To my colleagues,


I am horrified.  Horrified that 19 children and 2 adults were slaughtered in a place of nurturing, a place of growth. Horrified that at the end of their lives 2 teachers may have had the realization that they could not protect their students from the rapid fire of the assault weapon in front of them. Horrified that children were trapped in a room from which they would not escape. Horrified that the children and teachers that survived hid in terror until they could be safely evacuated.

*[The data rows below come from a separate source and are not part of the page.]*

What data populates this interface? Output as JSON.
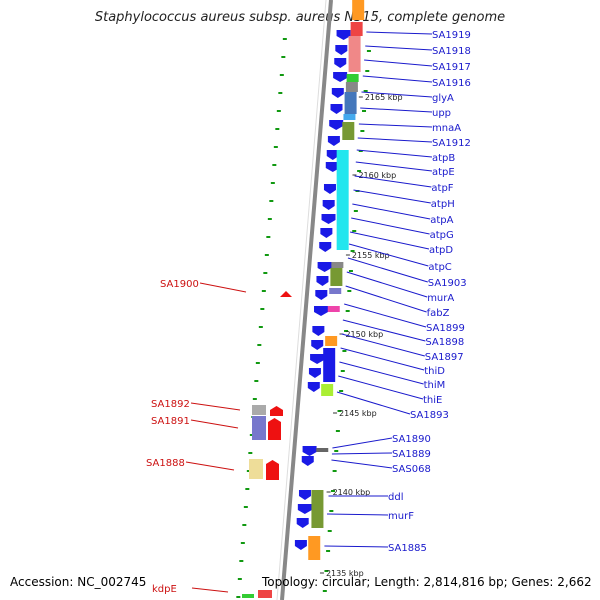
{
  "title": "Staphylococcus aureus subsp. aureus N315, complete genome",
  "footer": {
    "accession": "Accession: NC_002745",
    "topology": "Topology: circular; Length: 2,814,816 bp; Genes: 2,662"
  },
  "colors": {
    "backbone": "#888888",
    "gene_forward": "#1a1ae6",
    "gene_reverse": "#ee1111",
    "label_forward": "#1a1acc",
    "label_reverse": "#cc1111",
    "dot": "#119911"
  },
  "kbp_markers": [
    "2165 kbp",
    "2160 kbp",
    "2155 kbp",
    "2150 kbp",
    "2145 kbp",
    "2140 kbp",
    "2135 kbp"
  ],
  "forward_labels": [
    "SA1919",
    "SA1918",
    "SA1917",
    "SA1916",
    "glyA",
    "upp",
    "mnaA",
    "SA1912",
    "atpB",
    "atpE",
    "atpF",
    "atpH",
    "atpA",
    "atpG",
    "atpD",
    "atpC",
    "SA1903",
    "murA",
    "fabZ",
    "SA1899",
    "SA1898",
    "SA1897",
    "thiD",
    "thiM",
    "thiE",
    "SA1893",
    "SA1890",
    "SA1889",
    "SAS068",
    "ddl",
    "murF",
    "SA1885"
  ],
  "reverse_labels": [
    "SA1900",
    "SA1892",
    "SA1891",
    "SA1888",
    "kdpE"
  ]
}
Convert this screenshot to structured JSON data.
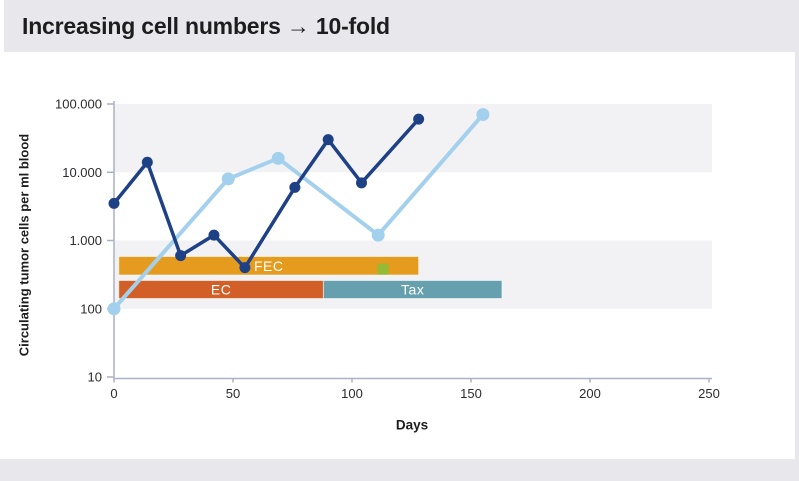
{
  "header": {
    "title": "Increasing cell numbers → 10-fold"
  },
  "chart_data": {
    "type": "line",
    "title": "Increasing cell numbers → 10-fold",
    "xlabel": "Days",
    "ylabel": "Circulating tumor cells per ml blood",
    "x_axis": {
      "min": 0,
      "max": 250,
      "tick_values": [
        0,
        50,
        100,
        150,
        200,
        250
      ],
      "tick_labels": [
        "0",
        "50",
        "100",
        "150",
        "200",
        "250"
      ]
    },
    "y_axis": {
      "scale": "log",
      "min": 10,
      "max": 100000,
      "tick_values": [
        100000,
        10000,
        1000,
        100,
        10
      ],
      "tick_labels": [
        "100.000",
        "10.000",
        "1.000",
        "100",
        "10"
      ]
    },
    "grid": "alternating-decade-bands",
    "legend": "none",
    "colors": {
      "band_gray": "#f2f2f5",
      "axis": "#a9b1c7",
      "page_band_gray": "#e8e8ec"
    },
    "series": [
      {
        "name": "ctc-series-dark-blue",
        "color": "#1e4186",
        "marker": "circle",
        "points": [
          [
            0,
            3500
          ],
          [
            14,
            14000
          ],
          [
            28,
            600
          ],
          [
            42,
            1200
          ],
          [
            55,
            400
          ],
          [
            76,
            6000
          ],
          [
            90,
            30000
          ],
          [
            104,
            7000
          ],
          [
            128,
            60000
          ]
        ]
      },
      {
        "name": "ctc-series-light-blue",
        "color": "#a3d0ed",
        "marker": "circle",
        "points": [
          [
            0,
            100
          ],
          [
            48,
            8000
          ],
          [
            69,
            16000
          ],
          [
            111,
            1200
          ],
          [
            155,
            70000
          ]
        ]
      }
    ],
    "treatment_bars": [
      {
        "label": "FEC",
        "color": "#e49b1e",
        "day_start": 2,
        "day_end": 128,
        "row": 0
      },
      {
        "label": "EC",
        "color": "#d25f27",
        "day_start": 2,
        "day_end": 88,
        "row": 1
      },
      {
        "label": "Tax",
        "color": "#66a0ae",
        "day_start": 88,
        "day_end": 163,
        "row": 1
      }
    ],
    "extra_marker": {
      "shape": "square",
      "color": "#95ba33",
      "day": 113,
      "value": 380
    }
  }
}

For decades pediatricians here in New Jersey and across the country have advocated for measures to decrease firearm violence.  We have counseled families about safe storage, about children mistaking a real loaded firearm for a toy, about the increased risk of successful suicide attempt when there is an accessible firearm in the home. We have met with legislators about the value of background checks and removing firearms from individuals who are a risk to themselves and others. We know from research and experience that there are interventions that reduce the risk of firearm injury and death in children.


The recent lifting of the ban on the use of Federal funding for firearm injury research will enable us to learn even more about risk and successful interventions. Yesterday, Wednesday, May 25, the president of the American Academy of Pediatrics, Moira A. Szilagyi M. D., Ph. D. testified  before Congress to ask for a greater investment in this research. If you are so inclined, now is a good time to contact your elected representatives in Congress to support funding of research and enactment of firearm violence reduction legislation.


The horror of the recent shootings in a school, a place of worship and a grocery store continue to reverberate across the nation. Children are worried, parents are worried, and pediatricians are worried.


We Pediatricians are continuing the work of supporting the children we serve, their families and our communities. We must also remember to take care of ourselves.


Here is a link to information for families about sharing information with and supporting their children.


Here is a link to the May 24 statement from AAP President Dr. Moira Szilagyi .


Here is a link for physicians who want to reach out for confidential support.

Physician Support Line, a free, confidential service, 888-409-0141


Our children must have the opportunity to grow up in a world where they can feel safe and secure.  Pediatricians will not accept anything less.   Please join me in speaking up for those who still have their whole lives to live.